「……なんだか……不思議な気分です」
「え?」
「ふわふわしてて……すごく気持ちいいですね」
どき。
目の前に座って、ぽよんとした笑顔のまま首をかしげた彼女に、思わず鼓動が大きく鳴った。
気持ちいい……?
はっ。いかんいかん!
ぼ、僕は別に、よっ……よからぬことを考えたわけなんかじゃなくて。
ただただ、彼女にそんなふうに言ってもらえたことが、単純に嬉しかっただけだよ?
誰に弁解するわけでもないけれど首を振り、違うことを頭で考え始める。
……今は、ボート漕ぎに集中。
ボート漕ぎに……。
ボート……。
「昭さん」
「え?」
目を閉じてオールを漕ぐのに集中していたら、彼女が少し心配そうに声をかけてきた。
「なぁに? 詩織ちゃん」
「……あの……疲れませんか?」
口元に手を当てて聞かれたのは、僕の体調だった。
あぁ……なんて優しい子なんだろう。
僕から『乗ろう』って言ったことなのに、こうして気遣ってくれるなんて。
正直言って、確かにこの作業は楽じゃない。
ましてや、僕はこれまで、運動部なんかに所属したこともなければ、身体を鍛える趣味があるわけでもなくて。

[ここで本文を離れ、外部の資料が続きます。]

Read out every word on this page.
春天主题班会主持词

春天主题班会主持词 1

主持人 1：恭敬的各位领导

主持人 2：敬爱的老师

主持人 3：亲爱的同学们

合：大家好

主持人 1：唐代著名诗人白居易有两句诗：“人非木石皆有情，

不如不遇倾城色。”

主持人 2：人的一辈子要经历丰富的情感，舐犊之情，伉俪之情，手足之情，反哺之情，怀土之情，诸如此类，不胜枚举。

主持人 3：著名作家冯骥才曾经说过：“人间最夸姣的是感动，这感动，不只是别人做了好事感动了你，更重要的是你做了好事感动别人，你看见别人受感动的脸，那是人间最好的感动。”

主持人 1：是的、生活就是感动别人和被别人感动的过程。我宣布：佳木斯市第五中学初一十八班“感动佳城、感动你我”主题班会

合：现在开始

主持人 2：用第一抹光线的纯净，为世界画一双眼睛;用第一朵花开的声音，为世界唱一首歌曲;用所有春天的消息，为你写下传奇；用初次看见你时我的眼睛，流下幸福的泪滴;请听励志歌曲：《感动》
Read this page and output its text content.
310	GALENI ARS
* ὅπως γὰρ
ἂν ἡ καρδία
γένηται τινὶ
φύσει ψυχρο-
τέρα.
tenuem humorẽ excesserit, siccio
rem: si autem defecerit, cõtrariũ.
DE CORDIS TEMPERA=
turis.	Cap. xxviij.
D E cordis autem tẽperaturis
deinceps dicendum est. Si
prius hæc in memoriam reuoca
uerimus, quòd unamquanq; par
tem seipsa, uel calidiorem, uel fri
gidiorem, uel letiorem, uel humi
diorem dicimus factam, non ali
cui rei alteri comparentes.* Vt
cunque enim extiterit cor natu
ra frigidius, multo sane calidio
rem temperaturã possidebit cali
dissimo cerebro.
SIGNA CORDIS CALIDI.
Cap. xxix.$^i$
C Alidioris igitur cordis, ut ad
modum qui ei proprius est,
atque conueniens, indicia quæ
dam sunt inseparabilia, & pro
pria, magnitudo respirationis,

どっちかっていうとインドア派だし、汗だくになって作業するなんてことも、したことがない。
……だから、痛かった。
手漕ぎボートを借りて、進み始め……ものの5分もしなかったかな。
僕の腕と背中と足と腰と……とにかくもう、全身が悲鳴を上げだしたのは。
だって、ボートって僕が思ってた以上に難しいんだよ?
オールを同じ力で均等に漕がなければ、ぐるぐるとその場で回転してしまう。
思った方向に進めないだけじゃなくて、これじゃあせっかく彼女にいいところを見せようと選んだボートが裏目に出ちゃう。
……だから、がんばった。
僕は、疲れてるなんて素振りをまったく見せずに、ここまで来た。
気付けば、ボートを借りた小屋は遥か遠くに見えたし、あのときはすごく遠くに見えた湖畔にあった木々の連なりが、今ではぐっと間近になっていたし。
「……ありがとう、詩織ちゃん」
「そんな! こちらこそ……ありがとうございます。昭さん」
僕を気遣ってくれている彼女の、この極上の笑み。
このお陰で、二の腕を侵食し始めていた疲れや痛みが、一気に吹き飛んだ気がした。
「さぁ、それじゃあもう少し向こうまで行ってみようか」
「えっ? でも、時間は大丈夫ですか?」
「大丈夫大丈夫! あそこまでなら、5分もかからないで戻れるよ」
にっこり笑って、口から出任せ。
……嘘です、ごめんなさい。
僕は、ここに来るまですでに10分以上消費してます。
…………だけど、もう少し、湖上というステキなシチュエーションで、ふたりっきりを味わっていたい。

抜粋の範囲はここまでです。